Dichloroacetate improves postischemic function of hypertrophied rat hearts.

OBJECTIVES: We sought to determine whether improving coupling between glucose oxidation and glycolysis by stimulating glucose oxidation during reperfusion enhances postischemic recovery of hypertrophied hearts.
BACKGROUND: Low rates of glucose oxidation and high glycolytic rates are associated with greater postischemic dysfunction of hypertrophied as compared with nonhypertrophied hearts.
METHODS: Heart function, glycolysis and glucose oxidation were measured in isolated working control and hypertrophied rat hearts for 30 min before 20 min of global, no-flow ischemia and during 60 min of reperfusion. Selected control and hypertrophied hearts received 1.0 mmol/liter dichloroacetate (DCA), an activator of pyruvate dehydrogenase, at the time of reperfusion to stimulate glucose oxidation.

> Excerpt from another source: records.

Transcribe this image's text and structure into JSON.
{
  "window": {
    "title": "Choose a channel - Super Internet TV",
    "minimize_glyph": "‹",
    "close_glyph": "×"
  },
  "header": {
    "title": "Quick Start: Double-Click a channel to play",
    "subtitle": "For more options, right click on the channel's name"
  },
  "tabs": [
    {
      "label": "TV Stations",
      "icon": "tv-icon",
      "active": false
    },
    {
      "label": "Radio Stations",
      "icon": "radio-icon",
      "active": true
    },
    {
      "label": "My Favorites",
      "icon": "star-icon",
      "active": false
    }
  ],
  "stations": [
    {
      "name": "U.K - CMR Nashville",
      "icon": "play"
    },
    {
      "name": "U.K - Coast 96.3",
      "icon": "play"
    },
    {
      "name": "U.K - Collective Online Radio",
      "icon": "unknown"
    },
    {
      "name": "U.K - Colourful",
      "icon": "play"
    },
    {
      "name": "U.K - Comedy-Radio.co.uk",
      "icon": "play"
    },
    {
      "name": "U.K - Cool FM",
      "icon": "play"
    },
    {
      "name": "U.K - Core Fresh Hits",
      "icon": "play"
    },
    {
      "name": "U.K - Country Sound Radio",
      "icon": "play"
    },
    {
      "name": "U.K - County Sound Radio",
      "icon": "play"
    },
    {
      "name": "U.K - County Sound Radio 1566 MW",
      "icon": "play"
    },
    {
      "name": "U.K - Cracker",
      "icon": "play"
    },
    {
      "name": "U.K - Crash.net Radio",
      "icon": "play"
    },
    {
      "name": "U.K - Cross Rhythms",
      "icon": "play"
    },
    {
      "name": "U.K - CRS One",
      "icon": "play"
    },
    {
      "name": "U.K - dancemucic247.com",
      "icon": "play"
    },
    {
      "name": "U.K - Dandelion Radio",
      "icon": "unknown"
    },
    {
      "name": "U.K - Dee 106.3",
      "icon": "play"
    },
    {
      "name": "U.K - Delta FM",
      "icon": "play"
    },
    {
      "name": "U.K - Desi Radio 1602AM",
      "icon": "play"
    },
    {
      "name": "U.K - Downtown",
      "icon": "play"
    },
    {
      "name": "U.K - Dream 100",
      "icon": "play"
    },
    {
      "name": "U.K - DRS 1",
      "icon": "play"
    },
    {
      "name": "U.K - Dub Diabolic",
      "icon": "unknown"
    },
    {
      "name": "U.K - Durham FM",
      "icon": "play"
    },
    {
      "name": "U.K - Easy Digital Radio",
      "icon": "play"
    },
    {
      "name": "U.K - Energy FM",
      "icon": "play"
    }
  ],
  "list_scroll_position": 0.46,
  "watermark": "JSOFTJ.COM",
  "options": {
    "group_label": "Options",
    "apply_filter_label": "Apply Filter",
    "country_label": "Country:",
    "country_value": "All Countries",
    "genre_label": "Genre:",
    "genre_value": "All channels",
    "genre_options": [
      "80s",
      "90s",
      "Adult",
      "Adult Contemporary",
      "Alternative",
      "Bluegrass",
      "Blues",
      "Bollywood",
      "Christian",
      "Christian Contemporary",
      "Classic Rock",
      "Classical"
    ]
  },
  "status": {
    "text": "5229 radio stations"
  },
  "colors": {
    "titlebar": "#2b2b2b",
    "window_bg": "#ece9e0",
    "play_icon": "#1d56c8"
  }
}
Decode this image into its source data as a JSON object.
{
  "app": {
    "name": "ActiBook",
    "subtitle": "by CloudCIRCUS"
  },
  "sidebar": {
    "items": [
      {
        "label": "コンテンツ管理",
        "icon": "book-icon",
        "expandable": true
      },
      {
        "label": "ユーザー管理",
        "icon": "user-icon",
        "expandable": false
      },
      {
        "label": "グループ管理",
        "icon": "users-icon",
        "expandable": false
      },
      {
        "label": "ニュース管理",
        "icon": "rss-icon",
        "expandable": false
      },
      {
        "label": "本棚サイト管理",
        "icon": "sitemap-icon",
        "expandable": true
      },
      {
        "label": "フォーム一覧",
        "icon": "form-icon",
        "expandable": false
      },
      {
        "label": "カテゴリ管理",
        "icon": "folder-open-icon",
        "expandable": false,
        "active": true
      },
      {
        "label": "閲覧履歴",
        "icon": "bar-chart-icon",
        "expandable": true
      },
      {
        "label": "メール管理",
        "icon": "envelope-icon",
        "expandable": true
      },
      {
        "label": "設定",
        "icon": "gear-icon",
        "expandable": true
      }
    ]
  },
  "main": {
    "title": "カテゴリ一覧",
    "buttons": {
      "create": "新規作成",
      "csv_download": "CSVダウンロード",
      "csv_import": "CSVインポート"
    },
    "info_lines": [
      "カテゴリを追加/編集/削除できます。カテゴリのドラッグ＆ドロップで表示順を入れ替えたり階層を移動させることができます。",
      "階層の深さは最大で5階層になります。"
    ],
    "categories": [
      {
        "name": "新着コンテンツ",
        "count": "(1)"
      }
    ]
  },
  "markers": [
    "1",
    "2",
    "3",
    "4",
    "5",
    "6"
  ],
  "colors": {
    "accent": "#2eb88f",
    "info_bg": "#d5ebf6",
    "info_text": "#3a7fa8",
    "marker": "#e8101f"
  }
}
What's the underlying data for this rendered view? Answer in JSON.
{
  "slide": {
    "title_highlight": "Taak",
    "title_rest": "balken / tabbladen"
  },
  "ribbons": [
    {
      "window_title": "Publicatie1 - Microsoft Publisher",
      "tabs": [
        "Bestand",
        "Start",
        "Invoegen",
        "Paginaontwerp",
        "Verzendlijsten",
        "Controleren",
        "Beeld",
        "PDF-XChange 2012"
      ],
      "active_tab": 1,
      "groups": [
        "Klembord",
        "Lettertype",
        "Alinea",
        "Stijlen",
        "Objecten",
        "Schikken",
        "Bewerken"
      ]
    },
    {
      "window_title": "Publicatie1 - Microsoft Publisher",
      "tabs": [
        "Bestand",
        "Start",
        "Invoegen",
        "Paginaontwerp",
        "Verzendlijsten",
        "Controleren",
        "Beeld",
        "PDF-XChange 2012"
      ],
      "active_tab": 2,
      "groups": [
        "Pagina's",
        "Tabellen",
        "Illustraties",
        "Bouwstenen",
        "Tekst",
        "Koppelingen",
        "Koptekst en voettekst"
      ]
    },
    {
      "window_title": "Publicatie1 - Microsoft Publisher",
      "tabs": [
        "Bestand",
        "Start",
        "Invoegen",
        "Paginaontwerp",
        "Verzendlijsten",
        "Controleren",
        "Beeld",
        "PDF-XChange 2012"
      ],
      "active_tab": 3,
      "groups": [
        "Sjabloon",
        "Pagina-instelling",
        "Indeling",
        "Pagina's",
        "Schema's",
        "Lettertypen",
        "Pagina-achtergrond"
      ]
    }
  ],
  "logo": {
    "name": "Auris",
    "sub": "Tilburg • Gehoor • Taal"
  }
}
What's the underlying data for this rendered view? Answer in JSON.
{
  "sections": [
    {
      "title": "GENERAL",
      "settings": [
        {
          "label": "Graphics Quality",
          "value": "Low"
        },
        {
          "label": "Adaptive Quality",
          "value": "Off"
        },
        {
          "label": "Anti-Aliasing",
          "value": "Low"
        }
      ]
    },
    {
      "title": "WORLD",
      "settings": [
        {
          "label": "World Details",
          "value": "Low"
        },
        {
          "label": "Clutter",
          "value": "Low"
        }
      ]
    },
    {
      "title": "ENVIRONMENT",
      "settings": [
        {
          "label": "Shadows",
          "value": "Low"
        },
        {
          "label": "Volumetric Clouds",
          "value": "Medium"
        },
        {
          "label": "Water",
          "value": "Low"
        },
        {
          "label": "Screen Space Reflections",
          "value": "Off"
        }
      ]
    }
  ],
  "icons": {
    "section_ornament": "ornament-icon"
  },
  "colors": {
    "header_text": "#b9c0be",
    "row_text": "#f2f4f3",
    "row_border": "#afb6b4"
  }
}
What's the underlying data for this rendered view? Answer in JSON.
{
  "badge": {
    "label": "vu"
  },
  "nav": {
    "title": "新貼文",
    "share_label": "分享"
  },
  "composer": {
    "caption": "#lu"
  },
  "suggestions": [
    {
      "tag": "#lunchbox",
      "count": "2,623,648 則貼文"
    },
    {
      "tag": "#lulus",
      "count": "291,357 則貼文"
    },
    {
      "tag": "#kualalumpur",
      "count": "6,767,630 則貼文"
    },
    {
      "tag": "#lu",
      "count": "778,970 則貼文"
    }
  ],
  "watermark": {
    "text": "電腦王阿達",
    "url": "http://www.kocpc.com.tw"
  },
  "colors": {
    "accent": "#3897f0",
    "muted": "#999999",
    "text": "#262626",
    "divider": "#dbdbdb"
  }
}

RESULTS: In the absence of DCA, glycolysis was higher and glucose oxidation and recovery of function were lower in hypertrophied hearts than in control hearts during reperfusion. Dichloroacetate stimulated glucose oxidation during reperfusion approximately twofold in both groups, while significantly reducing glycolysis in hypertrophied hearts. It also improved function of both hypertrophied and control hearts. In the presence of DCA, recovery of function of hypertrophied hearts was comparable to or better than that of untreated control hearts.
CONCLUSIONS: Dichloroacetate, given at the time of reperfusion, normalizes postischemic function of hypertrophied rat hearts and improves coupling between glucose oxidation and glycolysis by increasing glucose oxidation and decreasing glycolysis. These findings support the hypothesis that low glucose oxidation rates and high glycolytic rates contribute to the exaggerated postischemic dysfunction of hypertrophied hearts.